Face it: Maintenance? Boring.
No poster hero here. Log reviews, patching cycles, rebooting systems in order so He-Man down in the mailroom keeps streaming the news… tl;dr. Yet, this maintenance corrects configuration divergence, missed patches, and poor security practices. Any one of these issues alone might not break security controls, but complacency will.
Governance
Governance ensures accountability exists to prevent that complacency. Without clear ownership, it is easy to be one of the Spidermen pointing at other Spidermen. Powerful systems don’t fail because no one cared, they fail because responsibility was not clearly defined nor enforceable.

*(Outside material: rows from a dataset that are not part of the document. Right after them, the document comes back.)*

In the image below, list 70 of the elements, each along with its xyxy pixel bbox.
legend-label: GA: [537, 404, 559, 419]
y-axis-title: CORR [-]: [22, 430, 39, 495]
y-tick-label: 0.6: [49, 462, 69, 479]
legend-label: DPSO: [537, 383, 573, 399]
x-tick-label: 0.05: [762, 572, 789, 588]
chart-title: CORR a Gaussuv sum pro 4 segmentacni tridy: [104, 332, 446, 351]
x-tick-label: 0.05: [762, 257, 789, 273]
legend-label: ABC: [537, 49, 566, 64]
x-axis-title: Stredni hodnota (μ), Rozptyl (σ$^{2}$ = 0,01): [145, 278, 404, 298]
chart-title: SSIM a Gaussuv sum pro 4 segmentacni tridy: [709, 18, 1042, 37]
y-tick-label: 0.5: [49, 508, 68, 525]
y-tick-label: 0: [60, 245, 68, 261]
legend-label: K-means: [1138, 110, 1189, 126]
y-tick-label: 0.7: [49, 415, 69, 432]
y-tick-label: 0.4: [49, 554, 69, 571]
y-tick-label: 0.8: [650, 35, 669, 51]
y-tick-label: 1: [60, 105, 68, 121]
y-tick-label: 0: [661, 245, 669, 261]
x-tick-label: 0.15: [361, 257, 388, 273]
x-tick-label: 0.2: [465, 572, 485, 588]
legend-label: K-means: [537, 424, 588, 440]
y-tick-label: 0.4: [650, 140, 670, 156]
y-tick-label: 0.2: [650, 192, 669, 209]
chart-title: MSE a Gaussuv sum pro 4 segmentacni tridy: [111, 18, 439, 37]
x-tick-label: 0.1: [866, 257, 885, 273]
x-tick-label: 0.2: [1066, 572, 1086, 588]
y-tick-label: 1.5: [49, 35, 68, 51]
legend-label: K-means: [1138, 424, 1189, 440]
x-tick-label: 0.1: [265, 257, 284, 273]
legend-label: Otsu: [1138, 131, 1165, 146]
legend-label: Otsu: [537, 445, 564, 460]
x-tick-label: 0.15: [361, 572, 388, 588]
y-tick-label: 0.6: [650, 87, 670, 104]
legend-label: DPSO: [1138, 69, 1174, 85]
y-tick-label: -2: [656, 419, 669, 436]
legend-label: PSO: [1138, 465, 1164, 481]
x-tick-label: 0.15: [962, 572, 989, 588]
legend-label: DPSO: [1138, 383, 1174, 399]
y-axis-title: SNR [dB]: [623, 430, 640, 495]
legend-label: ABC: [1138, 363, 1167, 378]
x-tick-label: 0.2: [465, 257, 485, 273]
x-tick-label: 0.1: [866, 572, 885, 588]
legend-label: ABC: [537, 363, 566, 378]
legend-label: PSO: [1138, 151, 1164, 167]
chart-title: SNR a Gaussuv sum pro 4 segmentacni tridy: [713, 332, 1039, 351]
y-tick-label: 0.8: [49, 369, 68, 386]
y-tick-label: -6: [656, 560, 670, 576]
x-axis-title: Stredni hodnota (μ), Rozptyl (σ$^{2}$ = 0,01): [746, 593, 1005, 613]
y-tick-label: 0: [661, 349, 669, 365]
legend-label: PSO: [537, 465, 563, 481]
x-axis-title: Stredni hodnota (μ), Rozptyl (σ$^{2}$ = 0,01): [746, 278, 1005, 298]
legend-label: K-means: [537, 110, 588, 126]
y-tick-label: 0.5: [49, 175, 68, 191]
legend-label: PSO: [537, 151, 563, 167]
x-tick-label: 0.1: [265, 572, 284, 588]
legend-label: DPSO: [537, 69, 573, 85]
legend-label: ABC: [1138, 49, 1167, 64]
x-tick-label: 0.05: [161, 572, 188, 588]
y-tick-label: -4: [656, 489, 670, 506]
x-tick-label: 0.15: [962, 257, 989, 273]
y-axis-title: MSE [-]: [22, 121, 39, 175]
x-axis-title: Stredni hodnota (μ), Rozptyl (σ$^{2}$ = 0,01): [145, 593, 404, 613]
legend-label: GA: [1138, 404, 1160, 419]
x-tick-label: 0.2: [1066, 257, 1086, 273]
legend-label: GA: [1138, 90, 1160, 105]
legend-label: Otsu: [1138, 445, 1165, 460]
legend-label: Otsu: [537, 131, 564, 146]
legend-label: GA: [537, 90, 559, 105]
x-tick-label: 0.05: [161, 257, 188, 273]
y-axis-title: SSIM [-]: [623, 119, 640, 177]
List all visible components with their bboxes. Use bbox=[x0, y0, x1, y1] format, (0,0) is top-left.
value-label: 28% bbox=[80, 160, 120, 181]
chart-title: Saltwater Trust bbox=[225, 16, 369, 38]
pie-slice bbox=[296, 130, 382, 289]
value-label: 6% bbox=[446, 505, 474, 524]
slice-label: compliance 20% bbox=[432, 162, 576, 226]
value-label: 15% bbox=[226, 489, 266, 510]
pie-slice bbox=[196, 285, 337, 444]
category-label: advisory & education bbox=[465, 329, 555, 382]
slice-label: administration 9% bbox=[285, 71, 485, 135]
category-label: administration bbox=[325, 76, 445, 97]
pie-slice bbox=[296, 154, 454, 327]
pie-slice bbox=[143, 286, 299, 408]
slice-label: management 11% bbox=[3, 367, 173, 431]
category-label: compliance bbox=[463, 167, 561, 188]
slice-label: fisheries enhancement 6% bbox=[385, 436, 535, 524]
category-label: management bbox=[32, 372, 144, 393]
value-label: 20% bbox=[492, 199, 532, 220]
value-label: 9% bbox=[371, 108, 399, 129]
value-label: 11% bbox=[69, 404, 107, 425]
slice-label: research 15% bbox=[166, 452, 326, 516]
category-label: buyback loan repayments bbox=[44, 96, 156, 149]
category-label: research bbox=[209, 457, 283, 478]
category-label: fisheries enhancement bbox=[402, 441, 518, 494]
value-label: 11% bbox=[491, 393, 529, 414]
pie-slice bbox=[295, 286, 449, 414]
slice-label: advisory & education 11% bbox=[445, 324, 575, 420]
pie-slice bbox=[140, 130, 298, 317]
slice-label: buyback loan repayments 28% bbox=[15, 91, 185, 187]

Defense in Depth – Pick up the pieces!
Even with strong patching, maintenance, and governance; security can still fail. This is where defense in depth picks up the slack. Kind of like the “Alice in Wonderland” tale, defense in depth is deep. A solid defense in depth strategy does not get built overnight in IT/OT silos.
Given patching alone will not prevent the sky from falling. Like Oracle’s patches to critical vulnerabilities, many large vendors still take a long time remediate critical vulnerabilities.
Sound familiar? ZombieLoad, anybody? Even in simple architecture, we still face budget and infrastructure improvement delays (TPM 2.0)?
Old wise ones, how did you deal with this reality?